By Bill Adams
When someone suggests the possibility of “Otherkin,” what images come to mind? Theoretically, Otherkin are the human halfbreed descendants of angels, demons, dragons, elves, fairies, kitsune, werewolves and vampires (if I’ve missed any, I apologize – I don’t play RPGs) and, really, those images seem cute and dainty; the Keebler Elf and Puff The Magic Dragon are wonderful things to imagine exist.
The European image of those mythical creatures is very different; it’s not so cute, but the images are still fun to play with. Have you ever wondered what it would sound like if someone put a guitar in their hands? If the reality of musical Otherkin exists in Finntroll, they’re certainly not cast from the North American mould; they’re neither cute nor cuddly and they refuse to be underrated or ignored anymore.
Combining world music sounds (steel drums, tubular bells, an orchestra, occasionally and a barge-load of goth-sounding synths) with giant and meticulously executed black/death/math metal guitars, Finntroll (literally, the translation is ‘Finn Troll,’ taken from an old Finnish folk legend) come off sounding like the most cinematic and archaic metal band of all time as songs like “Solsagan,” “Ett Norrkensdad” and “I Trädens Säng”bludgeon out a sound that is equal parts European folk, metal and industrial and all aggressive as hell. Guitarists Samuli Ponsimaa and Mikael Karlbom lay down a sprawling and surprisingly ornate backdrop that builds in intensity for each track before singer (the term is subjective in this case) Mathias Lillmåns scorches both the earth and eardrums with a series of the most ungodly howls ever committed to tape; it’s a harrowing sound to hear.

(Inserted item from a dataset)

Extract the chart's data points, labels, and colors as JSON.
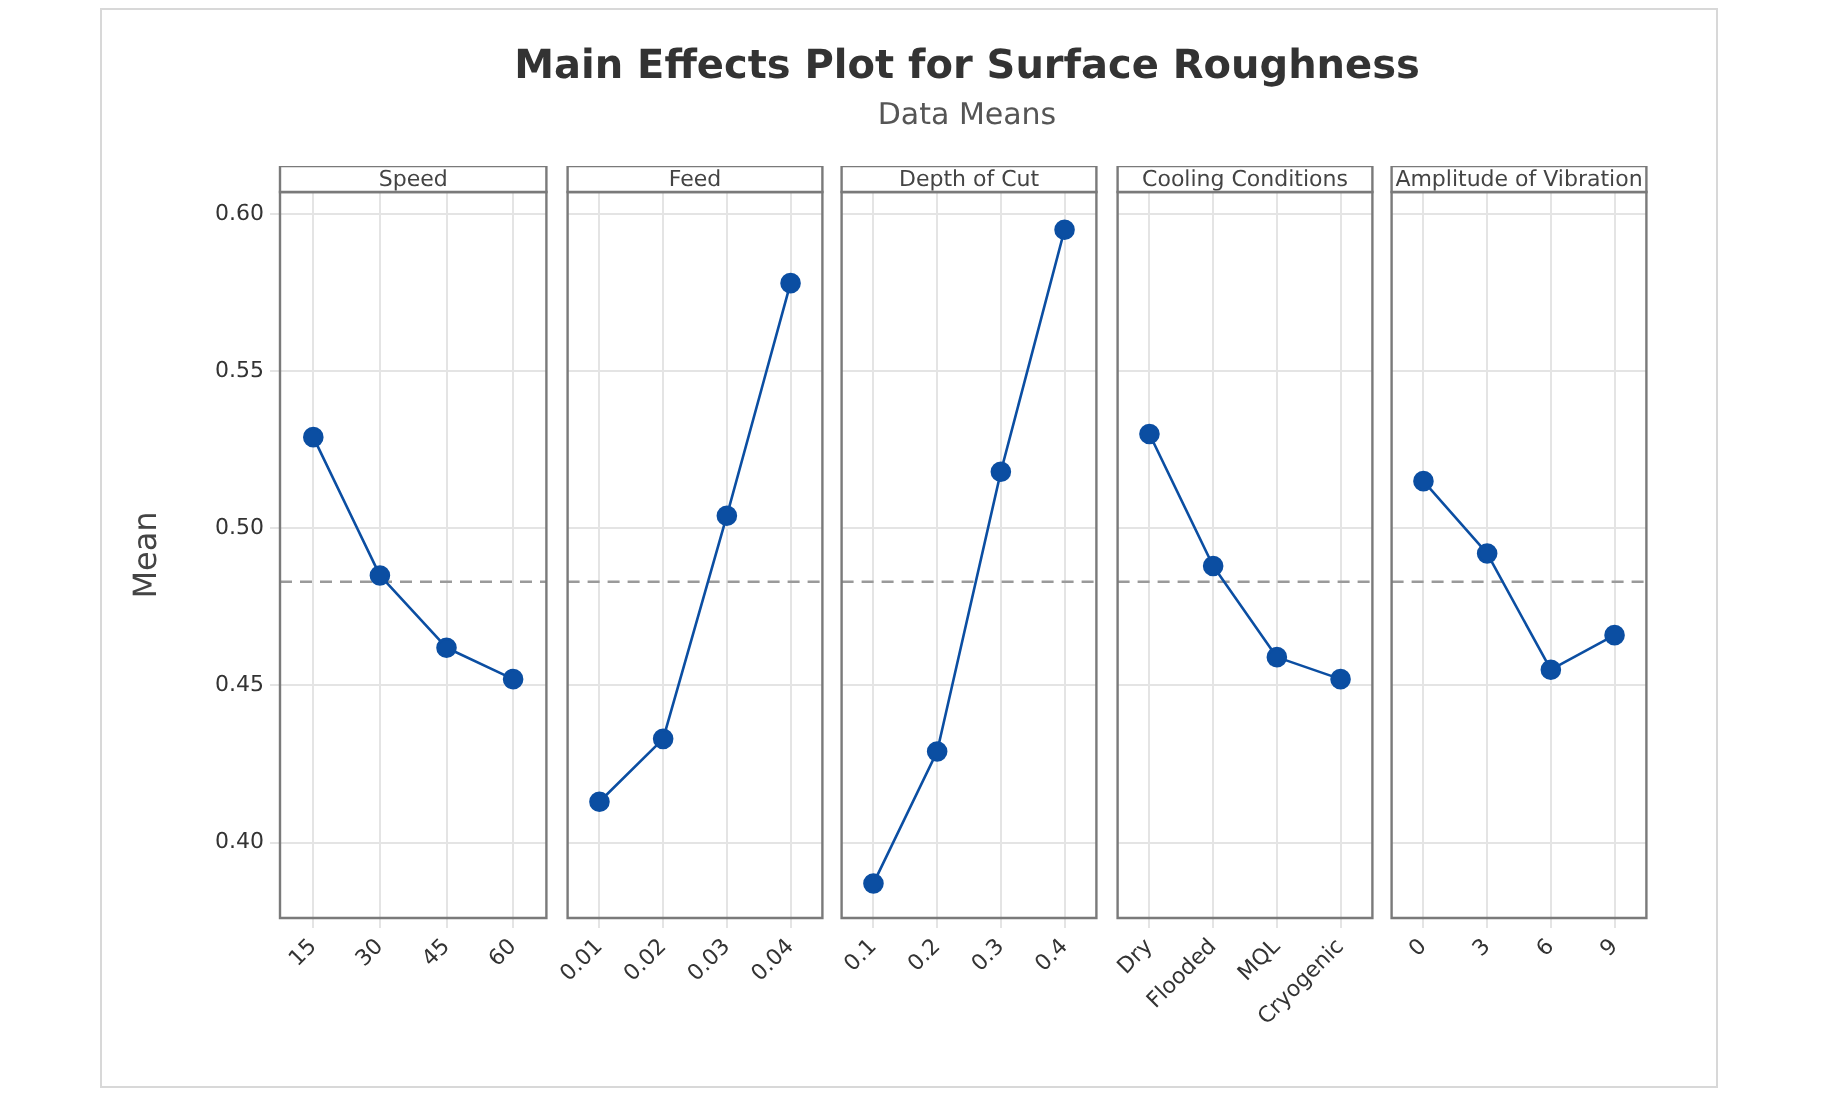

Where the proceedings get a little more difficult to qualify is when Finntroll begins to incorporate a bit of that European folk influence into the proceedings. The problem is that, when they do appear, the instruments used are very traditional and played very well – when doesn’t exactly derail the band’s drive so much as add a confusing element for listeners. Think about it – if you’re getting into a metal mindset and really starting to feel it, how are you going to react when some fine trad instruments begin to creep in around the edges of the songs? How would you react? That gaffe is what will either turn listeners off of Finntroll completely or simply go ignored by them; it’s just too much of a different stream and is distracting.
Is it a unique listening experience though? Certainly – I can say I’ve never heard anything like it. In Nifelvind, listeners get an aggressive sound that incorporates the very old and (comparatively) very new; it’s not always the easiest alliance, but certainly a unique one guaranteed to grab listeners’ attention, if only to figure out what the hell it is.